Wednesday, February 14, 2007
The importance of creativity
My new 'guru' - sharing ideas some of us have held for decades: Sir Ken Robinson.
'Brilliant' - John Cleese
It has been great to discover Sir Ken Robinson. I bought his wonderful book'Out of Our Minds' last year but the icing on the cake was watching a small video clip of one of his presentations.
A must for everyone . Access his short video clip by going to TEDTalks - scroll down to Sir Ken.
Sir Ken talks about the importance of nurturing innovative solutions in the classrooms - indeed in every aspect of life. Sir Ken is now senior adviser to the Paul Getty Trust and was knighted in 2003 for his commitment to the creative arts and education in the UK.
Creativity is set to become the 'buzz' word of the future. Sir Ken sees creativity as essential for students as they seek jobs in the future.
The world is changing so quickly that promoting creative thinking he says will be essential. Sir Ken reminds us that kids starting school this year will be retiring in 2066 and that we don't have a clue about what the world will be like then.
The trouble is, Sir Ken says, is that the education system isn't designed to promote this kind of innovative thinking.The current system is designed to promote standardization, conformity and a certain type of narrow skill set. NZ teachers will recognize them as their current 'targets'. Creativity, he believes, is as important as literacy and numeracy.
Sir Ken defines creativity as the process of having original ideas and that there are several steps.The first step is imagination- the capacity to see something in the mind's eye. Creativity is using that imagination to solve problems - he calls it 'applied imagination'. Innovation is putting that creativity into practice as 'applied creativity'.
It seems simple enough but he outlines a number of things that get in the way. The first is the belief that only some people are creative - we are creative. The second is that creativity is restricted to the arts - creativity is applicable to every aspect of life ( the idea of 'multiple intelligences'). The third is you are either born with it or you are not - we now know it can be cultivated in everyone.
Educational Sir Ken believes , is currently focusing too much on literacy, maths and science. It is not that they are not important but that we need students with creative power in all fields.
The Renaissance was flowering on all fronts - education today, he says, is focusing on a piece of the problem. Another issue is to develop creative teaching. The trouble is that it has not been a good time for creative teachers in this era of standardized teaching.
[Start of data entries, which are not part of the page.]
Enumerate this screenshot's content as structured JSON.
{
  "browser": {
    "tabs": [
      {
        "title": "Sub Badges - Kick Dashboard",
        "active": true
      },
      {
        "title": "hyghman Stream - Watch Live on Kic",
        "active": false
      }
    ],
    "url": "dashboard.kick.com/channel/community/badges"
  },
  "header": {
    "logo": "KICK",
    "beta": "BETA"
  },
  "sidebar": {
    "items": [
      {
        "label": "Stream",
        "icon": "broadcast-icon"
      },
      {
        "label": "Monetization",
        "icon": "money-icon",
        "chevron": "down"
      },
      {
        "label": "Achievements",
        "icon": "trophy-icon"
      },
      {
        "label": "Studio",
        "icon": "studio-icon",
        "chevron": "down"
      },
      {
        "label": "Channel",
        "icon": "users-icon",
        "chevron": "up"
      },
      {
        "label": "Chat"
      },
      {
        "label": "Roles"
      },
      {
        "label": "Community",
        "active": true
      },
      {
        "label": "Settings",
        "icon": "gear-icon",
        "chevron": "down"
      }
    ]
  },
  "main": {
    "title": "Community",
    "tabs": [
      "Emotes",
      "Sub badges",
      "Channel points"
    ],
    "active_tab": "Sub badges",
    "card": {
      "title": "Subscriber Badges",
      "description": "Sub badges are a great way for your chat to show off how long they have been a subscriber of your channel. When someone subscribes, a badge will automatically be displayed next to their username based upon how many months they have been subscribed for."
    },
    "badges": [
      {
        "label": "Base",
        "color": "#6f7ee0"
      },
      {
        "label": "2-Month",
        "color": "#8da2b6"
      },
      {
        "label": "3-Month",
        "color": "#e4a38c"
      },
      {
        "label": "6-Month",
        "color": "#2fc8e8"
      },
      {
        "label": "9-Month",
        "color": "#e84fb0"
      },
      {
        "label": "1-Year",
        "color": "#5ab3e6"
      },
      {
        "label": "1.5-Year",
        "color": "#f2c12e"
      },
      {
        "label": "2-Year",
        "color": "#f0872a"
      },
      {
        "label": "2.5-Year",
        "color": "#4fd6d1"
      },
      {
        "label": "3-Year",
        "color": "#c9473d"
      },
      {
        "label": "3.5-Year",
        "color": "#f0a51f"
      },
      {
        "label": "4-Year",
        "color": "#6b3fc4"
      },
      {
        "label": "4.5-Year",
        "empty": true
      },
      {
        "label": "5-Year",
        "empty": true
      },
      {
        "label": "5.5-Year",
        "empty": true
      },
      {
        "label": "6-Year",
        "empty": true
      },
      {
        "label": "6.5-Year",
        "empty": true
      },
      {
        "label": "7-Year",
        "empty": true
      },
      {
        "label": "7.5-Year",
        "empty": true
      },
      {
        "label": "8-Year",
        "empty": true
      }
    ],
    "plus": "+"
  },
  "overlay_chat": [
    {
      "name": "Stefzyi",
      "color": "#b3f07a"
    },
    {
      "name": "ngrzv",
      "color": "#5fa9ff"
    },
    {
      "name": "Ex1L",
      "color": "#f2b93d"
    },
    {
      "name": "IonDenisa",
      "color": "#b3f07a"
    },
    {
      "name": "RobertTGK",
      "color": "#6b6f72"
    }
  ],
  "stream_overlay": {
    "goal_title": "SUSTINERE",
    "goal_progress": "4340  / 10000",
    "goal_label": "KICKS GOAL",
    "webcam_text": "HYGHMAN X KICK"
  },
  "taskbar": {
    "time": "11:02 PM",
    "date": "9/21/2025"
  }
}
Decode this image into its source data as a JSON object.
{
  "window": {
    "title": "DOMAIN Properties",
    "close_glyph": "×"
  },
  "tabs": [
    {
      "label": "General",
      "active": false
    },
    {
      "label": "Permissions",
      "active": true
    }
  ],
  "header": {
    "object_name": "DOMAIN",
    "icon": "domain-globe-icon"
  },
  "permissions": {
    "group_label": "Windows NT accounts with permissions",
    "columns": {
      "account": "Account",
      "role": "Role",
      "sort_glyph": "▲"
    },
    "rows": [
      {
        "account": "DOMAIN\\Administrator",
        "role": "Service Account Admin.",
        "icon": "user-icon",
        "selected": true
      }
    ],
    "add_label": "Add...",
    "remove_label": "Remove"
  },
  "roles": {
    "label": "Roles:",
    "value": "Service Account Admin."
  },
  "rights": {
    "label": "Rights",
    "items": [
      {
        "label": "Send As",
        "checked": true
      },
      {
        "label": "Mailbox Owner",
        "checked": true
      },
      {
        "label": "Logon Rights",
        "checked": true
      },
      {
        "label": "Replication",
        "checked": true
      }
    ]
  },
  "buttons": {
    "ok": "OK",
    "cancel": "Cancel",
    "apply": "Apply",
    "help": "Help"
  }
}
We need, he says, to create an 'environment for curiosity' to get the best out of teachers and students.
Creativity needs to be cultivated if we are to build a talent pool. Just as a sports person develops his or her skill so should any student with a talent. It can't be left to chance. We ought to be doing better, he states, and in particular the education system needs to do a better job.
Moves to personalize learning he sees as a positive step as with moves to develop a problem centred interdisciplinary learning approach which allows students and their teachers to share their individual talents. Modern information technology, integrated into a creative learning environment, he believes, offers exciting possibilities.
Schools need to be broken into smaller units and individual schools need more autonomy. Standardization may be OK for MacDonalds but it demoralizes teachers and students. Standardization, he continues, is based on making education 'teacher proof' when we need to do the reverse.
The secret of creativity, he believes, is looking hard at teachers and students to help them realize and share their strengths. Creativity is helping people, teachers, students and employees to find their talents.
Watch the video clip on TEDtalk and share with anyone who has an interest in the future.
And don't expect the Ministry to be creative - its not in their job description.